Linear Stability of Adams-Bashforth and Adams-Moulton Schemes

In Figure (12), which is taken from ``Spectral Methods'' book from Hussaini, et al, we reproduce the stability boundaries for several AB and AM methods...

Figure 12: Stability Boundaries for several AM and AB schemes

Remember that a $p$-step multistep method requires $p$ values, including the initial condition, i.e. the ``initial values.'' Since we only have 1 of these values, we must recast the stability issue in terms that are much stronger than is practically-necessary: We require linear stability FOR ALL POSSIBLE VALUES OF $y_0, y_1, \cdots y_{p-1}$:

Write multi-step method as

$$\sum^P_{m=0}a_my_{n+m}=h\lambda \sum^P_{m=0} b_m y_{n+m}\quad n=0,1\cdots$$ (64)

when applied to $y'=\lambda y$.

(64) written as

$$\sum^P_{m=0}(a_m-h\lambda b_m)y_{n+m}=0\quad n= 0,1\cdots$$ (65)

Get linear difference equation (see notes on linear-diff equations for a brush-up on topic).

To solve (64), form characteristic polynomial

$$c(w)\equiv\sum^P_{m=0}g_m w^m$$

$$g(m)=a_m-h\lambda b_m$$

Let $w_1, w_2,\cdots w_q$ be the zeros of $c(w)$ with multiplicatives $k_1, k_2, k_3,\cdots k_q$ where $$\sum^q_{i=1}k_i=p$$. Then the general solution of (64)

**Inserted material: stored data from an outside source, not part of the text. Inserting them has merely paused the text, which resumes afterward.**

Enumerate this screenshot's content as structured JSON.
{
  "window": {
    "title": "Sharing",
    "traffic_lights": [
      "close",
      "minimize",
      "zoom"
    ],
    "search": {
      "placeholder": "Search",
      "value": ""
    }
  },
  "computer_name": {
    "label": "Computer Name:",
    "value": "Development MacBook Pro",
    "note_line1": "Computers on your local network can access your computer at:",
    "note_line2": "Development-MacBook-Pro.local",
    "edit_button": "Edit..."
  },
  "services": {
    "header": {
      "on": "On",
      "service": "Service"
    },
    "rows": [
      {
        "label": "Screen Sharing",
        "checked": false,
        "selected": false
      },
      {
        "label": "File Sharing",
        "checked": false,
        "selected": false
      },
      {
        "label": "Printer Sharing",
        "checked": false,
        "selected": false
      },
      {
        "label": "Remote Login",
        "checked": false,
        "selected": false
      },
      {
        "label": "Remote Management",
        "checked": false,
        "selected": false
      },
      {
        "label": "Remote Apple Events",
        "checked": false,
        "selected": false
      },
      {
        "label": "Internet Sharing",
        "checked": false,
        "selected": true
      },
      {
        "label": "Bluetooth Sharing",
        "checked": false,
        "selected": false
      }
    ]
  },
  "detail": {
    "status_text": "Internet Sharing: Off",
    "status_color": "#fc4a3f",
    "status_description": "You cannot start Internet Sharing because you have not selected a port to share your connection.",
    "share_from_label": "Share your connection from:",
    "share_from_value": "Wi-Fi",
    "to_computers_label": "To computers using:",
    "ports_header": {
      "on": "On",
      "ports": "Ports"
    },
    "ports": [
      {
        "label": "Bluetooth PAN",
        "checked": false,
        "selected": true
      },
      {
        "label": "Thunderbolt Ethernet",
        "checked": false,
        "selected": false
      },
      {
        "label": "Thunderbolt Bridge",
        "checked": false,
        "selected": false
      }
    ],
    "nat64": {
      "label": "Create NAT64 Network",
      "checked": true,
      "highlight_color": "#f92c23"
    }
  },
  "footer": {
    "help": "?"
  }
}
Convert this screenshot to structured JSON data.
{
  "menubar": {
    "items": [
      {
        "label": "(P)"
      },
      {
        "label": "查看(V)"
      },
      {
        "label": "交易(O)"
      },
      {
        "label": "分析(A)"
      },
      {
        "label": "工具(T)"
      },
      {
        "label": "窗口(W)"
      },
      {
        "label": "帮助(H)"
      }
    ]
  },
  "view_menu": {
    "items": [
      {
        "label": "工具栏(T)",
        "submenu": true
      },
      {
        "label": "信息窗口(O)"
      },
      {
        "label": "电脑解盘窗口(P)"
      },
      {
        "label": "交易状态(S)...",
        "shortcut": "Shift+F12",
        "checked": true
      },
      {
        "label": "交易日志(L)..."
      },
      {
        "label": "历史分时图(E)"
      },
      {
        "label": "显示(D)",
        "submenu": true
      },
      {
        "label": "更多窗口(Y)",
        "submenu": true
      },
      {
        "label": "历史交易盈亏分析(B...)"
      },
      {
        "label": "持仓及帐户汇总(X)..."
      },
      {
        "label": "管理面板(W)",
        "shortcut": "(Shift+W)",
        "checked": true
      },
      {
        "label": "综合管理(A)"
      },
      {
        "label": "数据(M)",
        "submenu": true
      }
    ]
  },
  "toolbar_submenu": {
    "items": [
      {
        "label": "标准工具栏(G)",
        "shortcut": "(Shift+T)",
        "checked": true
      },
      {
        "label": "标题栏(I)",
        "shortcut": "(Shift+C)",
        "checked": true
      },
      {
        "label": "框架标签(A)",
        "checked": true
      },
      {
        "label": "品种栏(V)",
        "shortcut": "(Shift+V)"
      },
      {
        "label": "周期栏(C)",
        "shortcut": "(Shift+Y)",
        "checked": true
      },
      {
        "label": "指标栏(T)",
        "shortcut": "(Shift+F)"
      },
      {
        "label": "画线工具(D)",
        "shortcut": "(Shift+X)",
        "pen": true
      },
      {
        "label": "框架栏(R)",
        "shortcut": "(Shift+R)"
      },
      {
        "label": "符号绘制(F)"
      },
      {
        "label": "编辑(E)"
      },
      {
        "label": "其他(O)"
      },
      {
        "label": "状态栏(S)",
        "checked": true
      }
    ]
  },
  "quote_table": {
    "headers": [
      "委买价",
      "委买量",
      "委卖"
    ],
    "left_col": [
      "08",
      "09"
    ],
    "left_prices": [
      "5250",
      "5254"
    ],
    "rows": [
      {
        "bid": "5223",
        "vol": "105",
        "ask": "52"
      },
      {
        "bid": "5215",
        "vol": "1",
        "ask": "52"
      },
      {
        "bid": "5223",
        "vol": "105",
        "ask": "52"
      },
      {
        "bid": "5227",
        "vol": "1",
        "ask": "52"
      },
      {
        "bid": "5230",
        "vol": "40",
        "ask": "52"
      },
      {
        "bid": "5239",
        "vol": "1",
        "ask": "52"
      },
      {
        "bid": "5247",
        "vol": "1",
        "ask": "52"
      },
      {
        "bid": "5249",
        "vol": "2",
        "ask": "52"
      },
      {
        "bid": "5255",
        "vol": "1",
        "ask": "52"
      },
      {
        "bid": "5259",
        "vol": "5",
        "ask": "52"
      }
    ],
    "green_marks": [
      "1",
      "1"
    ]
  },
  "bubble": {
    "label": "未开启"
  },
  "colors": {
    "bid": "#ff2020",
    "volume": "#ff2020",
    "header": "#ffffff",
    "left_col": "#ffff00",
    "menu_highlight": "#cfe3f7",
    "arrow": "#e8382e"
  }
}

$$y_n=\sum^q_{i=1}\left(\sum^{k_i-1}_{j=0}a_{i,j}n^j\right)w^n_i\quad n=0,1\cdots$$ (66)

The constants are $p a_{i,j}$ uniquely determined by the $p$ starting values $y_0, y_1, \cdots y_{p-1}$.

Lemma (A-Stability for Multi-Step): Suppose the zeros (as a function of w) of

$$c(z,w)=\sum^{P}_{m=0}(a_m-b_mz)w^m\quad z\in {\mathbb{C}}\quad z=\lambda h$$

are $w_1(z), w_2(z)\cdots, w_{q(z)}(z)$ and their multiplicatives $k_1(z), k_2(z)\cdots k_{q(z)}(z)$ respectively. Then the multi-step method (1) is A-stable if and only if

$$\vert w_i(z)\vert<1\quad i=1, 2\cdots q(z)\quad \forall z\in {\mathbb{C}}$$ (67)

Proof

Examining (65) we see that $y_n$ behavior is determined by magnitude of $w_i(h\lambda) i=1, 2\cdots, q(h\lambda)$. If they all reside inside complex unit disk then their powers decay faster than any polynomial in $n$, thus, $y_n\rightarrow 0$

Hence (67) is sufficient for A-Stability.

On the other hand, if $\vert w_i(h\lambda)\vert\ge 1$, say, then there exist starting values such that $a_{1,0}\ne 0 \therefore$ it is impossible for $y_n\rightarrow 0$ as $x_n\rightarrow\infty$. We deduce that (66) is necessary for A-Stability.

$\Box$

Example

Is the AB $y_{n+1}=y_n+\displaystyle \frac{h \lambda}{2}\left[3yn-y_{n-1}\right]$ solution for $Y' = \lambda Y$ A-Stable?

$,n\ge 1$

The characteristic equation

$$r^2-(1+\frac32h\lambda)r+\frac{1}{2} h\lambda=0$$

$$r^2-(1+\frac32z)r+\frac{1}{2} z=0$$

The roots are: $r_{0,1}=\frac{1}{2} \left\{1+\frac{3}{2}z\pm \sqrt{1+z+\frac94 z^2}\right\}$

Region of absolute stability are such that $\vert r_0(z)\vert<1, \vert r_1(z)<1$ so $-1<z<0$. Thus not A-Stable.

General Comments comparing $AB$ and $BM$:

1)

Find that for both, region of absolute stability becomes smaller the higher the order.

2)

For a given order, region of absolute stability is larger for AM.

3)

Size of region usually acceptable from the point of view of practicality.

4)

The Adams family is very easy to adapt to variable order (DEABM is a popular fortran code that does this).

5)

No Adams scheme is A-Stable. Also, in general, the higher the order, the smaller the region of stability, but with higher order you get to include more of the right hand side of the eigenvalue plane. Hence, for mildly stiff problems and slightly unstable problems one can use a high order Adams, provided $h$ is small enough.